Danielle wachte um acht Uhr auf und fühlte sich, als ob sie überhaupt nicht geschlafen hätte. Sie war um 2 Uhr 45 von der Arbeit gekommen und um 3 Uhr 10 ins Bett gefallen. Normalerweise schlief sie immer bis etwa elf Uhr, manchmal sogar noch länger, aber als sich ihre Augen an diesem Morgen um acht Uhr öffneten, konnte sie nicht mehr einschlafen. Um ehrlich zu sein, hatte sie nicht sehr gut geschlafen, seit sie wusste, dass Chloe zurück in die Stadt kommen würde. Es hatte sich so angefühlt, als würde ihre Vergangenheit ihr langsam folgen und sie würde nicht eher ruhen, bis sie sie vollständig verschluckt hätte.

Müde und schlecht gelaunt duschte Danielle und frühstückte dann. Das alles mit Skinny Puppys Too Dark Park Album im Hintergrund. Als sie ihr Frühstücksgeschirr in die Spüle stellte, wurde ihr klar, dass sie heute einkaufen gehen musste. An den meisten Tagen störte sie das nicht. Aber es gab den einen oder anderen Tag, an dem sie das Gefühl hatte, dass es ein Fehler war, in die Öffentlichkeit zu gehen, dass die Leute sie beobachteten, darauf warteten, dass sie etwas vermasselte und mit den Fingern auf sie zeigten.

Sie fürchtete auch, dass sie immer dann, wenn sie aus dem Haus ging, dem Briefschreiber eine Chance gab, ihr zu folgen. Irgendwann, so dachte sie, würde der Verfasser aufhören, mit ihr herumzuspielen und sie einfach umbringen. Vielleicht wäre heute dieser Tag.

Sie fuhr zum Lebensmittelladen und wusste bereits, dass dies einer dieser Tage sein würde ... einer dieser Tage, an denen sie vor allem Angst haben würde. Einer dieser Tage, an denen sie ständig über ihre Schulter schaute. Sie fuhr schnell, überfuhr sogar eine rote Ampel und wollte die Fahrt hinter sich bringen.

Seitdem Danielle die beunruhigenden Nachrichten unter ihrer Tür vorgefunden hatte, fand sie es angsteinflößend, zu lange an einem öffentlichen Ort zu sein. Es fiel ihr viel zu leicht, sich vorzustellen, dass die Person, die diese Briefe geschrieben hatte, ihr folgen würde. Sogar bei der Arbeit fragte sie sich, ob der Verfasser an der Bar saß, nachdem er gerade einen Drink von ihr bekommen hatte. Wenn sie ihr Essen vom Chinesen abholte, folgte er ihr dann und wartete darauf, sie überfallen zu können, wenn sie zu ihrem Auto zurückkehrte?

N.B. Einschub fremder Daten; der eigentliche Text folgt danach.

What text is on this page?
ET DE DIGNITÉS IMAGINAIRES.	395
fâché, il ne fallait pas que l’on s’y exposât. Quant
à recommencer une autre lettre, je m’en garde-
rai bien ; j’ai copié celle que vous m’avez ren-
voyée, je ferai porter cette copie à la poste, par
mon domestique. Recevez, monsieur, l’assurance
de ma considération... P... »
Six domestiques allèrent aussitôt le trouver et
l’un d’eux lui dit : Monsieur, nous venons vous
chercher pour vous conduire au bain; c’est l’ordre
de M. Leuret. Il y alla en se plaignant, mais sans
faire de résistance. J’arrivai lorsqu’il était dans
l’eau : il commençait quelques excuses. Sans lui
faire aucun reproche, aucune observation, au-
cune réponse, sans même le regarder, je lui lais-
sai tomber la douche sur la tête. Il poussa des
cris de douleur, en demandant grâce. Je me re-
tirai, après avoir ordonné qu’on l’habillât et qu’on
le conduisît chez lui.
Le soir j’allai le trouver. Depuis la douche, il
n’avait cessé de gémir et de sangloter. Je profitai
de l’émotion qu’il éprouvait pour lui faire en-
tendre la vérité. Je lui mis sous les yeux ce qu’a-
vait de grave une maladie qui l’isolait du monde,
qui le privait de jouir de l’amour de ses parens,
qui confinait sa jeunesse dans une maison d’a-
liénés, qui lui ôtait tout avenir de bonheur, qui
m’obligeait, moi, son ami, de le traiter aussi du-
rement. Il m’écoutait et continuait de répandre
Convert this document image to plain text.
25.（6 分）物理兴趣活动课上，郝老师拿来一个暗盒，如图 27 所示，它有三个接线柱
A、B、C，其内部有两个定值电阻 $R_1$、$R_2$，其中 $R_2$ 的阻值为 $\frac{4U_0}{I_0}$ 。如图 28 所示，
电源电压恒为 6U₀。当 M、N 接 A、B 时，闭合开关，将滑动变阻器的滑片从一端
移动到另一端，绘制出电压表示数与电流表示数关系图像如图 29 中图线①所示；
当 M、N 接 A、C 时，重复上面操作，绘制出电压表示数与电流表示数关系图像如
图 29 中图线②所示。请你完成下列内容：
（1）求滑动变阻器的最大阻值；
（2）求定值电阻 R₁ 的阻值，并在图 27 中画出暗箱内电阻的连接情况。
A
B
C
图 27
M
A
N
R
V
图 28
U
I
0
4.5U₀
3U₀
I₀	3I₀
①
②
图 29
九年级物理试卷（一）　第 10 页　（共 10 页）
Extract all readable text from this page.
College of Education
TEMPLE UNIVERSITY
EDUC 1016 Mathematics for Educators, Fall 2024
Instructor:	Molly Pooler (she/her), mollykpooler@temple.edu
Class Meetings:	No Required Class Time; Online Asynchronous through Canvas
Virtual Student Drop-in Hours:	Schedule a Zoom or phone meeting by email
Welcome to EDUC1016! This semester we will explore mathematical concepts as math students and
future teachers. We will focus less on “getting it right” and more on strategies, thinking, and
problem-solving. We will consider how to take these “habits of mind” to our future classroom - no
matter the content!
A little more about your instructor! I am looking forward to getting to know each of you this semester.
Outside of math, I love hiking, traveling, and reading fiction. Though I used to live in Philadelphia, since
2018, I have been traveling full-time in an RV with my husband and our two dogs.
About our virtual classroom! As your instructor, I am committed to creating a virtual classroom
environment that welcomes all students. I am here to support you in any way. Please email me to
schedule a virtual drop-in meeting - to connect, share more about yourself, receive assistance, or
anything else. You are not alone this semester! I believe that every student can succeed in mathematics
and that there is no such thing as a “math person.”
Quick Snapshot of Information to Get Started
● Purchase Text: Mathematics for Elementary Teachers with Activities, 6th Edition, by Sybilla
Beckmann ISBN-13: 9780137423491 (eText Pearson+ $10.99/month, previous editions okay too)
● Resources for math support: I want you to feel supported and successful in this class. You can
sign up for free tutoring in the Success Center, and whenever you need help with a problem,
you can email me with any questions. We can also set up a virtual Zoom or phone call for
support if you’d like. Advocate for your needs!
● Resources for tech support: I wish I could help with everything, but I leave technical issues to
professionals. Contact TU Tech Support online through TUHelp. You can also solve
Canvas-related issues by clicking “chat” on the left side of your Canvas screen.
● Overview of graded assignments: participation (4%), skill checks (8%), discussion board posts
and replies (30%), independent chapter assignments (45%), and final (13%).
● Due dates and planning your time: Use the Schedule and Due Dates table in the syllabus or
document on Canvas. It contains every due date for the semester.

Selbst nachdem sie sicher am Ziel angekommen war, in den Lebensmittelladen eilte und praktisch mit einem Wagen mit einem quietschenden Rad den Gang hinunterraste, war die Sorge noch da. Der Briefschreiber könnte ebenfalls hier sein und ihre Schritte auf dem nächsten Gang spiegeln, um vielleicht einen Blick in der Obstabteilung oder bei den Frühstücksflocken auf sie zu werfen.

Es war eine sehr reale Angst, die ihr am Tag nach der überraschenden Wendung der Ereignisse mit Martin durch den Kopf ging. Die Paranoia sickerte in sie ein und veranlasste sie, ihren Kopf zu senken und ihre Schultern hochzuziehen. Wenn jemand ihr Gesicht sehen wollte, müsste er sehr entschlossen sein, bis zu dem Punkt, an dem er sie aufhalten und sich zu ihr hinunterbeugen müsse.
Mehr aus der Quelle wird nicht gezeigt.